British-Swedish pharmaceutical group AstraZeneca is turning to pension buyouts as its preferred route to manage defined benefit (DB) liabilities in Germany.

The approach “is very interesting because it gives a route to settlement” with “pretty strong legal protection for the members, and it is a growing market, because it provides a solution to a problem”, Andrew Foster, global pension director at AstraZeneca, said during an Aon webinar last week.

Foster highlighted legal protection and the limited role of insurers in Germany as key reasons for opting for a buyout, citing AstraZeneca’s recent Project Mack – the transfer of its Sofotec subsidiary’s pension liabilities to buyout boutique Funding Solutions.

In contrast to the UK, “liquidation insurance is fairly limited in Germany, and insurers might not be interested in the business, or they might be very slow in actually engaging, [and] you need an alternative solution to manage [DB assets] internally”, he said.

Buyouts in Germany are “a lot more cost-effective” than insurer-led solutions, Foster added. Multiple layers of protection, including funding and regulatory safeguards, were key considerations when offloading Sofotec’s pension assets.

For Project Mack, which lasted 18 months, AstraZeneca ruled out consolidating its German plans, a step Foster described as impractical, while noting that consolidation is easier in the UK.

Assets were instead moved to a contractual trust arrangement (CTA), overseen by an independent trustee, with restrictions on how Funding Solutions could access, invest, and extract the assets.

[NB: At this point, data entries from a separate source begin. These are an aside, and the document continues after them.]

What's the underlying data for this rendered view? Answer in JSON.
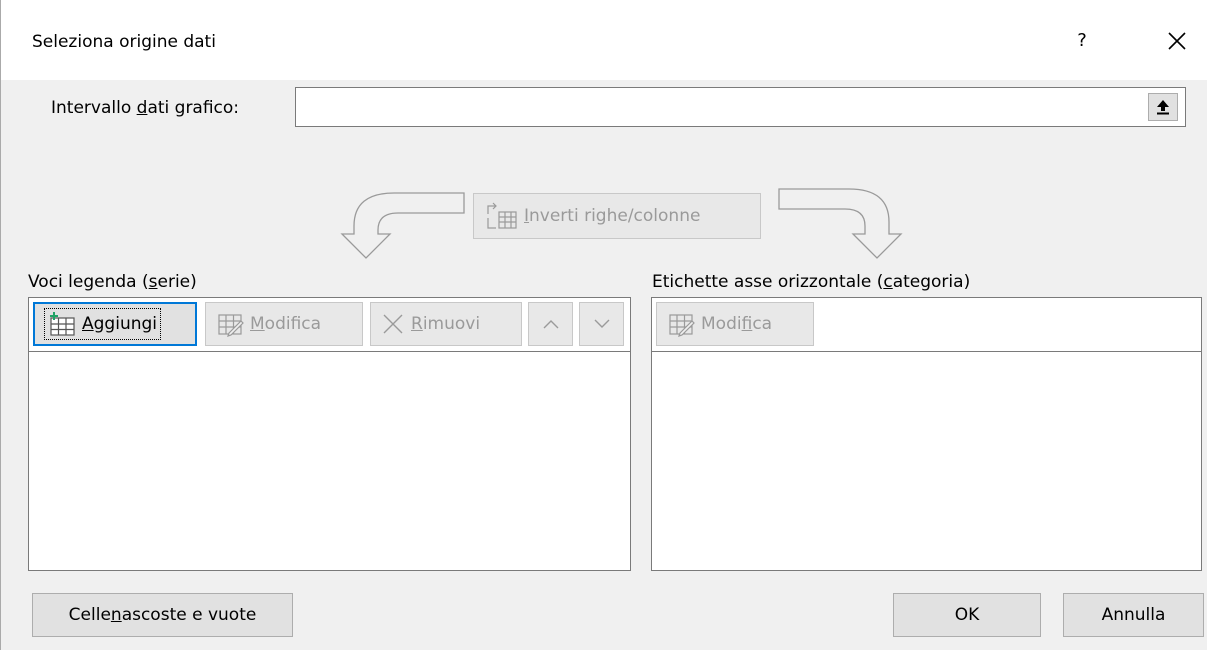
{
  "window": {
    "title": "Seleziona origine dati",
    "help_label": "?"
  },
  "range": {
    "label_pre": "Intervallo ",
    "label_u": "d",
    "label_post": "ati grafico:",
    "value": ""
  },
  "switch": {
    "label_u": "I",
    "label_post": "nverti righe/colonne"
  },
  "legend": {
    "label_pre": "Voci legenda (",
    "label_u": "s",
    "label_post": "erie)",
    "add_u": "A",
    "add_post": "ggiungi",
    "edit_u": "M",
    "edit_post": "odifica",
    "remove_u": "R",
    "remove_post": "imuovi"
  },
  "axis": {
    "label_pre": "Etichette asse orizzontale (",
    "label_u": "c",
    "label_post": "ategoria)",
    "edit_pre": "Modi",
    "edit_u": "f",
    "edit_post": "ica"
  },
  "footer": {
    "hidden_pre": "Celle ",
    "hidden_u": "n",
    "hidden_post": "ascoste e vuote",
    "ok": "OK",
    "cancel": "Annulla"
  },
  "colors": {
    "focus": "#0078d7",
    "disabled_text": "#9a9a9a",
    "add_icon_green": "#21a366"
  },
  "icons": [
    "collapse-dialog-icon",
    "switch-row-col-icon",
    "add-series-icon",
    "edit-series-icon",
    "remove-x-icon",
    "move-up-icon",
    "move-down-icon",
    "close-icon"
  ]
}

“We are keen to put some restriction around liquidity, around the kinds of assets they could use, so we put some limits around the investment strategy, for example, how much they could assign to illiquid assets, private equity, private debt. It is mainly a liquid investment strategy,” Foster said.

Buyouts are increasingly seen by corporates in Germany as an effective way to transfer pension liabilities. Uptake is expected to rise following UBS’s transfer of several Credit Suisse entities’ liabilities to Deutsche Betriebsrente, one of the largest deals in Germany this year.

Both SMEs and large foreign corporates are now exploring buyout options with consultancies and asset managers.

AstraZeneca’s German liabilities total around €350m, spread across 10-12 plans due to consolidation challenges, a scenario mirrored at other corporates, Foster said. The company’s wider pension portfolio includes €10bn in defined benefit liabilities and over €20bn in assets, including defined contribution schemes.